# Dust collector 4 inches vs 2.5 with a cyclone.



## Pjracer (Jan 3, 2019)

Hello everyone. I’m new here from Dallas. I like to turn pens in my spare time. I have found this really nice pen blank that is 1/2 alumilite and 1/2 stabilized grapevine. I love it. 

Anyways. I have a shop question if I can have a bit of help. I got a wen DC 660 CFM with 4 inch intake. I bought a cyclone to attach to a bucket to add as the stage before the DC. Problem I see is I go from 4 inches to 2.5 and I’m not sure that’s ok. I have 4 devices. First stage is the floor sweep. Second is the drill press. Third is the Lathe and 4 is the band saw. So is it ok to run the whole system as 2.5 or can I go 4 inches to the cyclone then reconvert back to 4 inches then drop brown to the tools as 2.5 inches.

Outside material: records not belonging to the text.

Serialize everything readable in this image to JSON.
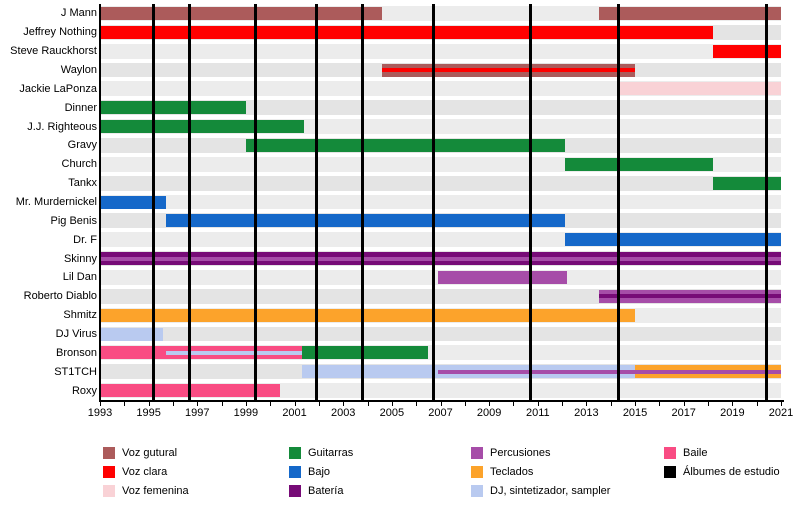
{
  "chart_data": {
    "type": "timeline",
    "title": "",
    "xlabel": "",
    "ylabel": "",
    "grid": false,
    "legend_position": "bottom",
    "x_axis": {
      "start": 1993,
      "end": 2021,
      "year_tick_interval": 1,
      "label_interval": 2,
      "tick_labels": [
        "1993",
        "1995",
        "1997",
        "1999",
        "2001",
        "2003",
        "2005",
        "2007",
        "2009",
        "2011",
        "2013",
        "2015",
        "2017",
        "2019",
        "2021"
      ]
    },
    "roles": {
      "voz_gutural": {
        "label": "Voz gutural",
        "color": "#AC5B5B"
      },
      "voz_clara": {
        "label": "Voz clara",
        "color": "#FF0000"
      },
      "voz_femenina": {
        "label": "Voz femenina",
        "color": "#F9D2D6"
      },
      "guitarras": {
        "label": "Guitarras",
        "color": "#148A3A"
      },
      "bajo": {
        "label": "Bajo",
        "color": "#1568C9"
      },
      "bateria": {
        "label": "Batería",
        "color": "#770B77"
      },
      "percusiones": {
        "label": "Percusiones",
        "color": "#A64DA8"
      },
      "teclados": {
        "label": "Teclados",
        "color": "#FCA32B"
      },
      "dj": {
        "label": "DJ, sintetizador, sampler",
        "color": "#B9CAF0"
      },
      "baile": {
        "label": "Baile",
        "color": "#F94C83"
      },
      "albumes": {
        "label": "Álbumes de estudio",
        "color": "#000000"
      }
    },
    "members": [
      {
        "name": "J Mann",
        "segments": [
          {
            "from": 1993,
            "to": 2004.6,
            "role": "voz_gutural"
          },
          {
            "from": 2013.5,
            "to": 2021,
            "role": "voz_gutural"
          }
        ]
      },
      {
        "name": "Jeffrey Nothing",
        "segments": [
          {
            "from": 1993,
            "to": 2018.2,
            "role": "voz_clara"
          }
        ]
      },
      {
        "name": "Steve Rauckhorst",
        "segments": [
          {
            "from": 2018.2,
            "to": 2021,
            "role": "voz_clara"
          }
        ]
      },
      {
        "name": "Waylon",
        "segments": [
          {
            "from": 2004.6,
            "to": 2015,
            "role": "voz_gutural",
            "stripe": "voz_clara"
          }
        ]
      },
      {
        "name": "Jackie LaPonza",
        "segments": [
          {
            "from": 2014.4,
            "to": 2021,
            "role": "voz_femenina"
          }
        ]
      },
      {
        "name": "Dinner",
        "segments": [
          {
            "from": 1993,
            "to": 1999,
            "role": "guitarras"
          }
        ]
      },
      {
        "name": "J.J. Righteous",
        "segments": [
          {
            "from": 1993,
            "to": 2001.4,
            "role": "guitarras"
          }
        ]
      },
      {
        "name": "Gravy",
        "segments": [
          {
            "from": 1999,
            "to": 2012.1,
            "role": "guitarras"
          }
        ]
      },
      {
        "name": "Church",
        "segments": [
          {
            "from": 2012.1,
            "to": 2018.2,
            "role": "guitarras"
          }
        ]
      },
      {
        "name": "Tankx",
        "segments": [
          {
            "from": 2018.2,
            "to": 2021,
            "role": "guitarras"
          }
        ]
      },
      {
        "name": "Mr. Murdernickel",
        "segments": [
          {
            "from": 1993,
            "to": 1995.7,
            "role": "bajo"
          }
        ]
      },
      {
        "name": "Pig Benis",
        "segments": [
          {
            "from": 1995.7,
            "to": 2012.1,
            "role": "bajo"
          }
        ]
      },
      {
        "name": "Dr. F",
        "segments": [
          {
            "from": 2012.1,
            "to": 2021,
            "role": "bajo"
          }
        ]
      },
      {
        "name": "Skinny",
        "segments": [
          {
            "from": 1993,
            "to": 2021,
            "role": "bateria",
            "stripe": "percusiones"
          }
        ]
      },
      {
        "name": "Lil Dan",
        "segments": [
          {
            "from": 2006.9,
            "to": 2012.2,
            "role": "percusiones"
          }
        ]
      },
      {
        "name": "Roberto Diablo",
        "segments": [
          {
            "from": 2013.5,
            "to": 2021,
            "role": "percusiones",
            "stripe": "bateria"
          }
        ]
      },
      {
        "name": "Shmitz",
        "segments": [
          {
            "from": 1993,
            "to": 2015,
            "role": "teclados"
          }
        ]
      },
      {
        "name": "DJ Virus",
        "segments": [
          {
            "from": 1993,
            "to": 1995.6,
            "role": "dj"
          }
        ]
      },
      {
        "name": "Bronson",
        "segments": [
          {
            "from": 1993,
            "to": 2001.3,
            "role": "baile",
            "stripe": "dj",
            "stripe_from": 1995.7
          },
          {
            "from": 2001.3,
            "to": 2006.5,
            "role": "guitarras"
          }
        ]
      },
      {
        "name": "ST1TCH",
        "segments": [
          {
            "from": 2001.3,
            "to": 2015,
            "role": "dj",
            "stripe": "percusiones",
            "stripe_from": 2006.9
          },
          {
            "from": 2015,
            "to": 2021,
            "role": "teclados",
            "stripe": "percusiones"
          }
        ]
      },
      {
        "name": "Roxy",
        "segments": [
          {
            "from": 1993,
            "to": 2000.4,
            "role": "baile"
          }
        ]
      }
    ],
    "album_release_years": [
      1995.2,
      1996.7,
      1999.4,
      2001.9,
      2003.8,
      2006.7,
      2010.7,
      2014.3,
      2020.4
    ]
  },
  "legend": {
    "columns": [
      [
        "voz_gutural",
        "voz_clara",
        "voz_femenina"
      ],
      [
        "guitarras",
        "bajo",
        "bateria"
      ],
      [
        "percusiones",
        "teclados",
        "dj"
      ],
      [
        "baile",
        "albumes"
      ]
    ]
  },
  "style": {
    "band_color_even": "#ECECEC",
    "band_color_odd": "#E4E4E4",
    "album_line_color": "#000000"
  }
}
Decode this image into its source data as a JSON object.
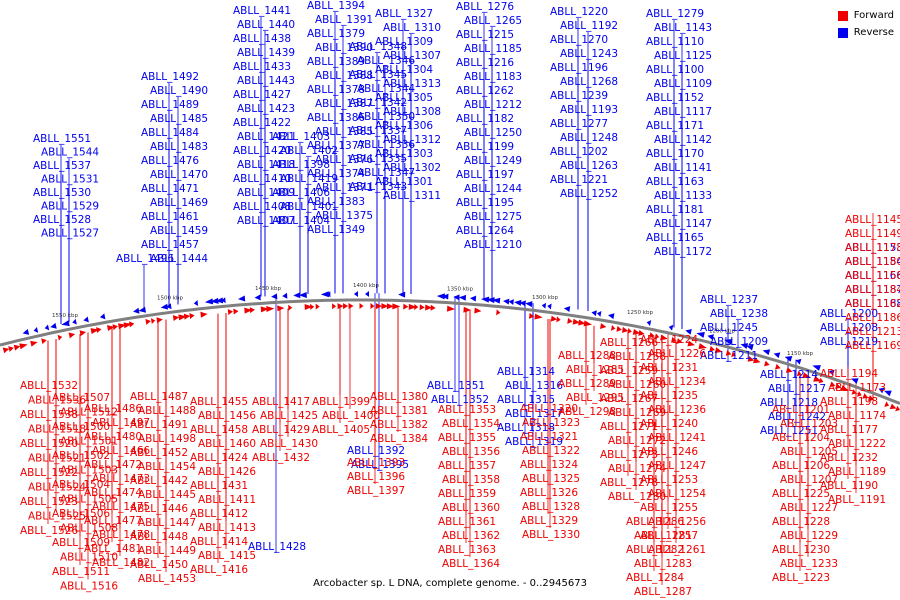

Please help me if you can with your expertise. 

Thanks


----------



## TimPa (Jan 27, 2010)

a few issues. the wen dc if 660 cfm should have a 5" or 6" intake port. also you may consider looking into a cyclone for dc that stay at 4", I suspect you may have like a dust deputy, which serve very well on shop vacs. they also make the larger versions that have larger ports.


and you will want to place gates on the end user points, so you can open one at a time.


----------